Friday 24 May 2013

May Contain Language ...


Well done Emma Pursshouse for organising the second Audlem Poetry Slam at The Bridge Inn last night. Apparently the organisers of the village’s music and arts festival needed some convincing when she suggested they hold a slam last year. Was the sleepy canalside village ready for a gritty, urban spoken-word attitude-fest?

It must have been because they hosted a second at The Bridge Inn and the place was heaving. Some 13 poets competed for an impressive trophy (which looked rather like a double-glazing sample) and a £50 prize ... or for the sheer fun of hearing the sound of their own voice ...

‘Come and have a go if you think you’re bard enough,’ came the challenge from Emma’s flyer.

And there was some ‘bard’ stuff in there too, it has to be said, alongside some truly scintillating performances. I’ve done plenty of readings but it was the first slam I’d entered and I was impressed. Ok, I didn’t make it through to the second heat but with 8.4 for both writing and performance and 8.6 for audience reaction, I was happy with the scores. That wasn’t the point though. The point was taking apart and watching some accomplished performance poets in action. Those that got to the closing heats were very, very good indeed. It would be churlish to single them out but Ben – you were brilliant.

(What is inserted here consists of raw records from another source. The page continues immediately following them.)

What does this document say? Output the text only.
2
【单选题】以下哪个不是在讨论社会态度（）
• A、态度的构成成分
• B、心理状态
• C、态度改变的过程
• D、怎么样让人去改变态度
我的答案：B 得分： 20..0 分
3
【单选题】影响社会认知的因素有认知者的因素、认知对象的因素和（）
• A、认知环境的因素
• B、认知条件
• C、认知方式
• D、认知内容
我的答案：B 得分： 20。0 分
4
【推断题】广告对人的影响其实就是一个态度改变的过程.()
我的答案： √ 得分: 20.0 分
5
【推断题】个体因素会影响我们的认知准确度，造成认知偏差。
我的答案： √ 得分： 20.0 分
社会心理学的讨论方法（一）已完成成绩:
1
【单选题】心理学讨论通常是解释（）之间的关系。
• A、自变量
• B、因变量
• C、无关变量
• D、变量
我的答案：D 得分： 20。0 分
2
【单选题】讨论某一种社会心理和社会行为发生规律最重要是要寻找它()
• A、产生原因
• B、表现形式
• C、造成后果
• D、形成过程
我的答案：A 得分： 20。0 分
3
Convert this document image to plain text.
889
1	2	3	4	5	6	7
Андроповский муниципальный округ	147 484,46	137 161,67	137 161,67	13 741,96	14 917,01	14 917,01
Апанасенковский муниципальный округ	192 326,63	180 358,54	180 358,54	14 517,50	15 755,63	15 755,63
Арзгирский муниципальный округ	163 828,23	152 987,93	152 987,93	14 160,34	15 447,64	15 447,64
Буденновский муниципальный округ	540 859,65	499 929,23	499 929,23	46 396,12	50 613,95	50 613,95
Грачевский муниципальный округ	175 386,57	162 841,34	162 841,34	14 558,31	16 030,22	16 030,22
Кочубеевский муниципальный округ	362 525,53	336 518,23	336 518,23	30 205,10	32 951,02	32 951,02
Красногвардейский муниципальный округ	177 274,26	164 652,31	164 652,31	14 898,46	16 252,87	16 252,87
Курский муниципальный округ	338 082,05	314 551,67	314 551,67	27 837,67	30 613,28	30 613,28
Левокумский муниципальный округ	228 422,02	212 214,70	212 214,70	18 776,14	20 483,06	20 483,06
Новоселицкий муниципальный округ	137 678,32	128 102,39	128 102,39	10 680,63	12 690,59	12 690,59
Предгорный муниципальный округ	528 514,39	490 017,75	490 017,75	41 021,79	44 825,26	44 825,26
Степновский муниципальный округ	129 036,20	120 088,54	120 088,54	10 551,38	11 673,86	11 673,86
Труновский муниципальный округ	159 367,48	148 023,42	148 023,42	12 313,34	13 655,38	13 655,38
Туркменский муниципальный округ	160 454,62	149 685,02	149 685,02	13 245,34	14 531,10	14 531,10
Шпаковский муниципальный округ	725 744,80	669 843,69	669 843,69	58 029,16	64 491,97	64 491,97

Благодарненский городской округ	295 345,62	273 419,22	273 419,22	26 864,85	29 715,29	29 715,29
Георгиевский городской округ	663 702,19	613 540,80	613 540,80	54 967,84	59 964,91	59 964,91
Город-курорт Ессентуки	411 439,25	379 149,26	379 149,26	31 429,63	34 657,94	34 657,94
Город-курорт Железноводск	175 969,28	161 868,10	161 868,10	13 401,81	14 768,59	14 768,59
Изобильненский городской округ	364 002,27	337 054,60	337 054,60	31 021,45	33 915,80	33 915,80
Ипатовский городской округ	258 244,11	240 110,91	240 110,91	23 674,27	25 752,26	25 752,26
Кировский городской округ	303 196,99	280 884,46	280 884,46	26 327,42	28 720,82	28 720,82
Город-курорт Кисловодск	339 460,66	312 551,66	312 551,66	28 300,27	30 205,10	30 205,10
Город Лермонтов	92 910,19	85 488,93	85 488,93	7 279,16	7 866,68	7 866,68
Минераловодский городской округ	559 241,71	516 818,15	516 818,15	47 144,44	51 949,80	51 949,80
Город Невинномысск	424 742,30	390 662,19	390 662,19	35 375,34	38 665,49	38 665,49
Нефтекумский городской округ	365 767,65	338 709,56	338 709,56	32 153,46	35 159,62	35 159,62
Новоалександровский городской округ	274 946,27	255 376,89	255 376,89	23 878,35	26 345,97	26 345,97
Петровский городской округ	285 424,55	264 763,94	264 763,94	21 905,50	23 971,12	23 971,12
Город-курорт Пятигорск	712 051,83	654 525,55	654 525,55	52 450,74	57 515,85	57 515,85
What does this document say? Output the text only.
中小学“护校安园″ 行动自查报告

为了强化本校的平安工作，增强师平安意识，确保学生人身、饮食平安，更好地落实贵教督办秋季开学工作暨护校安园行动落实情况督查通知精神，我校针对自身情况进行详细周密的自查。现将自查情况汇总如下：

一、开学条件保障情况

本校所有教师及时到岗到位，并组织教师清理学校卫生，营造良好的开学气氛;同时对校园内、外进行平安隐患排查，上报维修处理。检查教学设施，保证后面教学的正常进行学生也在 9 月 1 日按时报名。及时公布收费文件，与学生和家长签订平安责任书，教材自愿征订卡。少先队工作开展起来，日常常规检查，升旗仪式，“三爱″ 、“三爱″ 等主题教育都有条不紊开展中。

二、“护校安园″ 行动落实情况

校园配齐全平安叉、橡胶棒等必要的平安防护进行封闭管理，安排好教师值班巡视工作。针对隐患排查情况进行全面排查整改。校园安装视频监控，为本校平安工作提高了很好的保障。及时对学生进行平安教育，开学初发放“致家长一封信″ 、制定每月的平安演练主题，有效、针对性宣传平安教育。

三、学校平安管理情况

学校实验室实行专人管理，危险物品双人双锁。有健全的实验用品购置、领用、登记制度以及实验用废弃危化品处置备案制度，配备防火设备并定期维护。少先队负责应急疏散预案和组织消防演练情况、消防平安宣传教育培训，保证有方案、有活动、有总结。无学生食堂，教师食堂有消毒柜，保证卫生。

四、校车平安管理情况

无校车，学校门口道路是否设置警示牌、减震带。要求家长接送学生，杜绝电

There were some cool and sassy performers, over from Stoke or up from the Midlands. They were up against blue-rinse local talent (poems about Amy Johnson, charity fundraising and WI type subjects) and somehow the rural/urban mix worked, somehow it all gelled. Perhaps we’ve all come of age. Perhaps performance is a melting pot. Who’d have thought that Audlem would ever host a poetry slam? Still less that the winner would be an openly gay performance poet whose repertoire included a tenderly romantic poem addressed his boyfriend (a fellow performer)?

There were ‘ahhhs’ and ‘ooohs’ and ‘oh, that’s nice ...’ from the blue-rinse set as he performed this piece. Very accomplished and moving it was too. When I got home the sense of a ‘disconnect’ was increased when I found Ian Paisley Jnr railing at Peter Tatchell on Question Time.

‘Ulster,’ I thought, ‘Take a look at Audlem. Take a leaf out of their book.’